Direct-acting antivirals (DAA) have revolutionised hepatitis C virus (HCV) treatment, and most regimens include an NS5A inhibitor. Certain amino-acid substitutions confer resistance to NS5A inhibitors, termed resistance-associated substitutions (RAS). If present at baseline, they can reduce virological response rates. Population-based sequencing (PBS) is generally used for baseline sequencing, however next generation sequencing (NGS) reduces the threshold for detection of sequences encoding RAS from 20% to 5%. We determined the prevalence of NS5A RAS at baseline amongst Australian chronically infected with genotype (GT)1a, GT1b and GT3 HCV, using both PBS and NGS.

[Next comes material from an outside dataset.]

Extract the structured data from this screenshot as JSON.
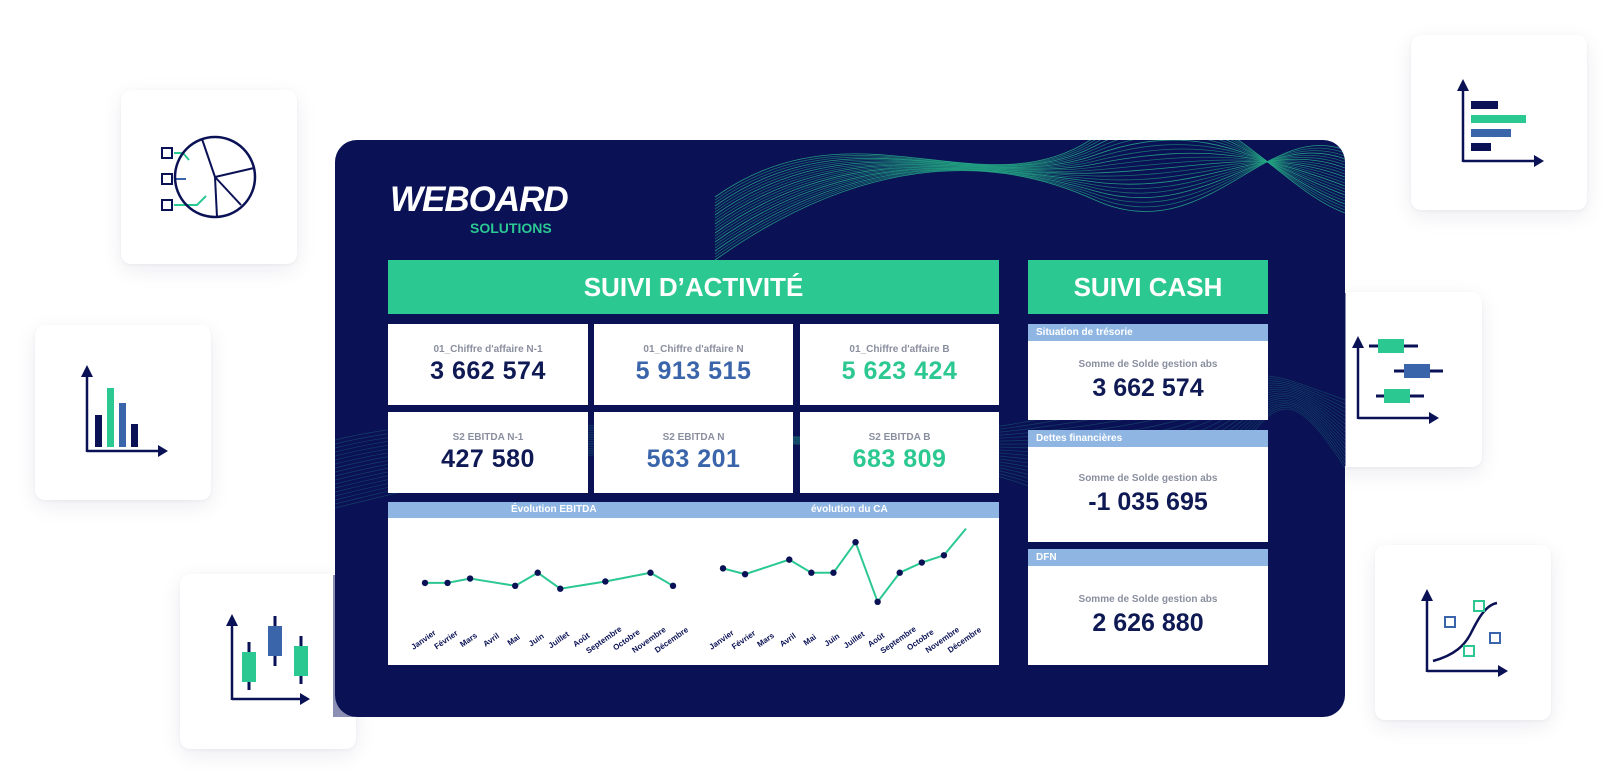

Samples from DAA-naïve individuals were received at the Victorian Infectious Disease Reference Laboratory between June 2016 and December 2018. All samples were analysed for NS5A RAS using PBS. A subset of GT1 HCV samples were processed using NGS technology (Vela Diagnostics, Singapore) to determine the improvement in sensitivity.
In total, 672 samples were analysed using PBS. The baseline prevalence of NS5A RAS was 7.6% for GT1a (n = 25/329), 15.7% for GT1b (n = 8/51) and 15.1% for GT3 (n = 44/292). NGS only marginally increased sensitivity for NS5A RAS at baseline in GT1a (16% vs 17%) and GT1b (29% vs 36%).
The prevalence of NS5A RAS in GT1a HCV in Australia was low compared with international data, and was similar to other reported international prevalence for GT1b and GT3 infection. NGS at baseline only marginally increased sensitivity for the detection of NS5A RAS in patients with GT1 HCV and cannot be recommended for routine use at baseline in clinical practice.